Bankruptcy Automatic Stay Not Affected by Non-Dischargability
By Eugene S. Melchionne, Connecticut Bankruptcy Lawyer on Sep 29, 2008 in Bankruptcy Cases & Legislation, Bankruptcy Protection & Automatic Stay, Connecticut, Debts Not Dischargeable, Marriage and Debt
Divorce attorneys like to insert language in the divorce agreements or decrees reciting that certain obligations are not dischargeable in a subsequent bankruptcy case by one of the ex-spouses. Now there may be differing opinions on what parts of a divorce decree are or are not dischargeable in a bankruptcy, but such language does not mean that the automatic stay of a bankruptcy filing does not apply. A bankruptcy case will stop actions to enforce collectibility of a divorce decree.
Recently, I was involved in a case where a divorce attorney threatened an ex-spouse with “arrest” if she did not show at a contempt hearing even after being warned of the filing of a bankruptcy case more than three times.

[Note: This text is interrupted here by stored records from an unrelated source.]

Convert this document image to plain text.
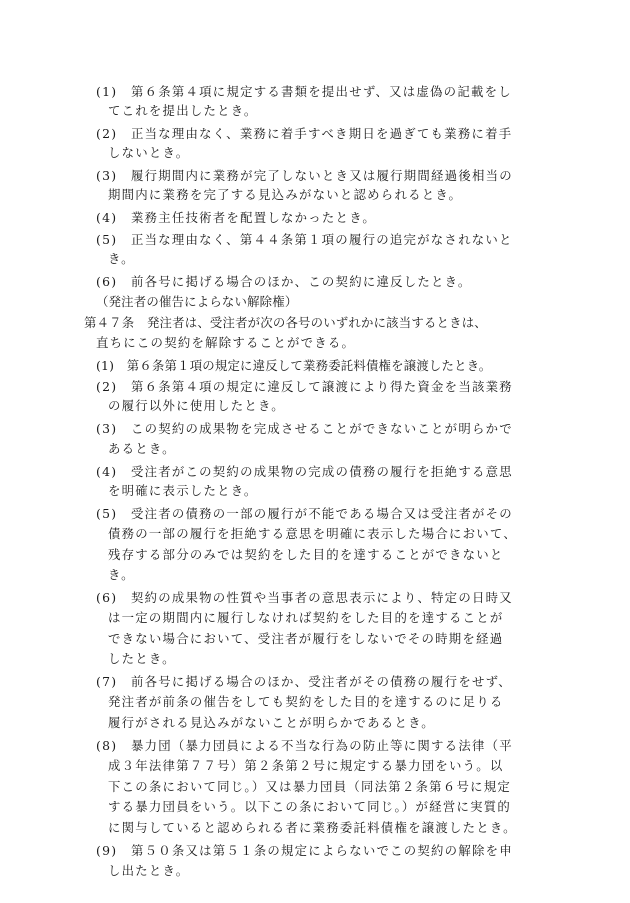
(1)　第６条第４項に規定する書類を提出せず、又は虚偽の記載をし
てこれを提出したとき。
(2)　正当な理由なく、業務に着手すべき期日を過ぎても業務に着手
しないとき。
(3)　履行期間内に業務が完了しないとき又は履行期間経過後相当の
期間内に業務を完了する見込みがないと認められるとき。
(4)　業務主任技術者を配置しなかったとき。
(5)　正当な理由なく、第４４条第１項の履行の追完がなされないと
き。
(6)　前各号に掲げる場合のほか、この契約に違反したとき。
（発注者の催告によらない解除権）
第４７条　発注者は、受注者が次の各号のいずれかに該当するときは、
直ちにこの契約を解除することができる。
(1)　第６条第１項の規定に違反して業務委託料債権を譲渡したとき。
(2)　第６条第４項の規定に違反して譲渡により得た資金を当該業務
の履行以外に使用したとき。
(3)　この契約の成果物を完成させることができないことが明らかで
あるとき。
(4)　受注者がこの契約の成果物の完成の債務の履行を拒絶する意思
を明確に表示したとき。
(5)　受注者の債務の一部の履行が不能である場合又は受注者がその
債務の一部の履行を拒絶する意思を明確に表示した場合において、
残存する部分のみでは契約をした目的を達することができないと
き。
(6)　契約の成果物の性質や当事者の意思表示により、特定の日時又
は一定の期間内に履行しなければ契約をした目的を達することが
できない場合において、受注者が履行をしないでその時期を経過
したとき。
(7)　前各号に掲げる場合のほか、受注者がその債務の履行をせず、
発注者が前条の催告をしても契約をした目的を達するのに足りる
履行がされる見込みがないことが明らかであるとき。
(8)　暴力団（暴力団員による不当な行為の防止等に関する法律（平
成３年法律第７７号）第２条第２号に規定する暴力団をいう。以
下この条において同じ。）又は暴力団員（同法第２条第６号に規定
する暴力団員をいう。以下この条において同じ。）が経営に実質的
に関与していると認められる者に業務委託料債権を譲渡したとき。
(9)　第５０条又は第５１条の規定によらないでこの契約の解除を申
し出たとき。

The attorney did not believe that there was anything wrong with that action because the divorce agreement provided that the underlying debt to an ex-mother-in-law would be non-dischargeable in a bankruptcy case. In an affront to the U.S. Bankruptcy Court, the attorney insisted on going forward with the divorce court hearing up until the last minute.

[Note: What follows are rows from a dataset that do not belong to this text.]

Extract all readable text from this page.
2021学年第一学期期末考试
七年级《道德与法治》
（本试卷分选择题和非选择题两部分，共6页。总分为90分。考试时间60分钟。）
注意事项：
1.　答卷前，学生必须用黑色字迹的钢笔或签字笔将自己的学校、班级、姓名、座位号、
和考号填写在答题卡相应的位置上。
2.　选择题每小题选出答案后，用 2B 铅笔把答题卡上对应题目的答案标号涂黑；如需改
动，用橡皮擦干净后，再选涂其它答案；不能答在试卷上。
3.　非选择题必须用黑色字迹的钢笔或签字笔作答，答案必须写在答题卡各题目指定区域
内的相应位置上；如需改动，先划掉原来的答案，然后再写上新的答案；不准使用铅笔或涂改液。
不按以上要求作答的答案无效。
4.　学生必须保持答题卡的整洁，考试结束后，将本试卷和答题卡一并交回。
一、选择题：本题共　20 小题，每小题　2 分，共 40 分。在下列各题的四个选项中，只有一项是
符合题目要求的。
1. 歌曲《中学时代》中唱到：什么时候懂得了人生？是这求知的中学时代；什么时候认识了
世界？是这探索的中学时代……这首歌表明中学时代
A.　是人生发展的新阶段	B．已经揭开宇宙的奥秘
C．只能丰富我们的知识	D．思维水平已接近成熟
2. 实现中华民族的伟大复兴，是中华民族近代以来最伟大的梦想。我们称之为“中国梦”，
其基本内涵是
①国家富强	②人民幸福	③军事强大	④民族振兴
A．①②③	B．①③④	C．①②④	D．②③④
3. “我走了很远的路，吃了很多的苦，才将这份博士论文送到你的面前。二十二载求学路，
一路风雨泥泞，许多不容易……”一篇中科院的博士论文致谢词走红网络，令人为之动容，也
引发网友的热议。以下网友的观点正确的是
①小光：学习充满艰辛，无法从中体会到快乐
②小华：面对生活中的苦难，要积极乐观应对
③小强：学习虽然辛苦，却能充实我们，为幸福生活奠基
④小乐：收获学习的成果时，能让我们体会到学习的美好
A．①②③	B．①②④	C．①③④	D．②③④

The automatic stay of the bankruptcy filing protected the ex-spouse debtor from prosecution in the divorce case. The attorney was cited with contempt and sanctions awarded in favor of the debtor. The parties will now litigate the issue of discharge of the divorce provisions in the Bankruptcy Court and the divorce court’s action will have to wait for the decision of the Bankruptcy Court. Whether the debtor will ultimately have to pay on the divorce judgment has nothing to do with whether the debtor is protected by the bankruptcy filing.